Raven Zachary, of The 451 Group:

“It may be worth $5 billion to $6 billion to acquire Red Hat and get the JBoss business, which didn’t pan out for them [when Oracle supposedly looked at buying the company earlier in the year], but that’s a fairly hefty cost for what’s essentially a free operating system.

“They could [instead] spend $1 billion to launch an enterprise Linux distribution, $2 billion to market why Red Hat isn’t relevant [from Oracle’s perspective], and then they could pocket the other $3B as savings vs. acquiring Red Hat for $6 billion.”

O’Grady:

“Could you build a case that a Red Hat acquisition would make sense for Oracle’s business? You could. You have to factor in that they’d also complicate their business at the same time.

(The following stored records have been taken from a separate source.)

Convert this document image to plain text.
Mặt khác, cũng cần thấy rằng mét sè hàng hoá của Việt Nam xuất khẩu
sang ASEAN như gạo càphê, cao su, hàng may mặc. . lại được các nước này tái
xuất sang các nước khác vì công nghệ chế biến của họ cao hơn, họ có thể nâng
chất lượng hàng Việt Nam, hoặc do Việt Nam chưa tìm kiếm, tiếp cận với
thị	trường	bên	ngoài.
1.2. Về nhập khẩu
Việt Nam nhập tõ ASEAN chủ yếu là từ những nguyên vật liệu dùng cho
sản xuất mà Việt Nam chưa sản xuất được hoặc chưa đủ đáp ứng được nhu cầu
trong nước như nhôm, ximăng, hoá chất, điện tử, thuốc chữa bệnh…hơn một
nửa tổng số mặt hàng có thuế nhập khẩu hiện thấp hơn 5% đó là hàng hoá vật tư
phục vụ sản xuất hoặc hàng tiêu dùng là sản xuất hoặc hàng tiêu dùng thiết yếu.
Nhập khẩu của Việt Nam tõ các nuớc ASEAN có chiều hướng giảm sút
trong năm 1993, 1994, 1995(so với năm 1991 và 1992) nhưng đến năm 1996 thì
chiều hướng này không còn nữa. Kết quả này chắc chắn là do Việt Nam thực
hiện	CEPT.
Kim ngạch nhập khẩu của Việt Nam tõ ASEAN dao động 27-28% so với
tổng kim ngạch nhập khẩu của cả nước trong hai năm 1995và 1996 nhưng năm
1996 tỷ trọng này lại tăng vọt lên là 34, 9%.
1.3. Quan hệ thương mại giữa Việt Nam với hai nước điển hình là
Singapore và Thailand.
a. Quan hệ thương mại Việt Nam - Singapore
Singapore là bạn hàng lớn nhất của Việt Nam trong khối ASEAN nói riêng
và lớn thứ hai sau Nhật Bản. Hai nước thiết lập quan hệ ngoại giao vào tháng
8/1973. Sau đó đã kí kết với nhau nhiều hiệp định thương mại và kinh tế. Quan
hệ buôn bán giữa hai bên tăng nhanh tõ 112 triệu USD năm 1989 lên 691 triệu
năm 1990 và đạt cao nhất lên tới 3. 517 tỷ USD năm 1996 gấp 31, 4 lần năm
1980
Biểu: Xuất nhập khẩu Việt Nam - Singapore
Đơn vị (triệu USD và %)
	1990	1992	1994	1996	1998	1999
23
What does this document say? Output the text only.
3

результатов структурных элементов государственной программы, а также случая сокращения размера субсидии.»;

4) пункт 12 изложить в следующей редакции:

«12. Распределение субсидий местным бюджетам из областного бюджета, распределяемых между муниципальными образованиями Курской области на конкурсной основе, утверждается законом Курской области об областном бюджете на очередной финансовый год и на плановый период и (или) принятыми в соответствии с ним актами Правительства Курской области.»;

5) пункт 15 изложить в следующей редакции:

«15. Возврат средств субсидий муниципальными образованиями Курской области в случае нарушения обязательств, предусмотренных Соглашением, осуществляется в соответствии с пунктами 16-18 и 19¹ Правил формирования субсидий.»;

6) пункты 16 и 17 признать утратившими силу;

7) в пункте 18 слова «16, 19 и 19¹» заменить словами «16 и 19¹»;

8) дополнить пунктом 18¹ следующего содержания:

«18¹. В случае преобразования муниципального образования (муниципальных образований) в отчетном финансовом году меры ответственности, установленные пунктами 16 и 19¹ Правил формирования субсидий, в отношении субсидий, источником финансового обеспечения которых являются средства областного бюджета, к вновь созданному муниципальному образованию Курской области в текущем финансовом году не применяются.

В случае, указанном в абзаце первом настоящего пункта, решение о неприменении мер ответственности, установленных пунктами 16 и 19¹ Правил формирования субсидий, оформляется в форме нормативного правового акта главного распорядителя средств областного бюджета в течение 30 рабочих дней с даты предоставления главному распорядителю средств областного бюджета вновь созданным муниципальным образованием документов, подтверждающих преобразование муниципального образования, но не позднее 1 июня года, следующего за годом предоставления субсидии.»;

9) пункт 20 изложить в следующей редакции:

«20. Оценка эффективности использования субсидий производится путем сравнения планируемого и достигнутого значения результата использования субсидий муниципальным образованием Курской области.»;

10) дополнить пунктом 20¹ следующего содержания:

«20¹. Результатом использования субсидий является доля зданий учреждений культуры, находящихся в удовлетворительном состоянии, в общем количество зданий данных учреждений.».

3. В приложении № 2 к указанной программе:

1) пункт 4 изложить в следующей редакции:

“Oracle’s pattern for growth has been, at least in recent years, about growing on top of an infrastructure: building out the application infrastructure, rather than building back down the stack, into the operating system .

“That’s proved a successful growth strategy for them. Would they grow downward, into the operating system layer? Perhaps, but I’m not sure what the benefits are.”

Takeaway: Wow, Red Hat is expensive.

3. Oracle rolling its own Linux. Yes? No?

Zachary:

“Well, wouldn’t it be much less expensive for Oracle to create its own community distribution? [They could spend] 50 percent [of what it would cost to buy Red Hat] and go buy Novell and use SUSE as the Oracle-Linux distribution.

“Probably even cheaper to throw a billion at the problem and go find a third-tier Linux distribution and hire the team and deploy an Oracle enterprise Linux.”

Takeaway: Let’s wait and see if Oracle buys a Linux distribution. If it were currently in the process of rolling its own, I think the rumor mill would be buzzing a lot louder about this.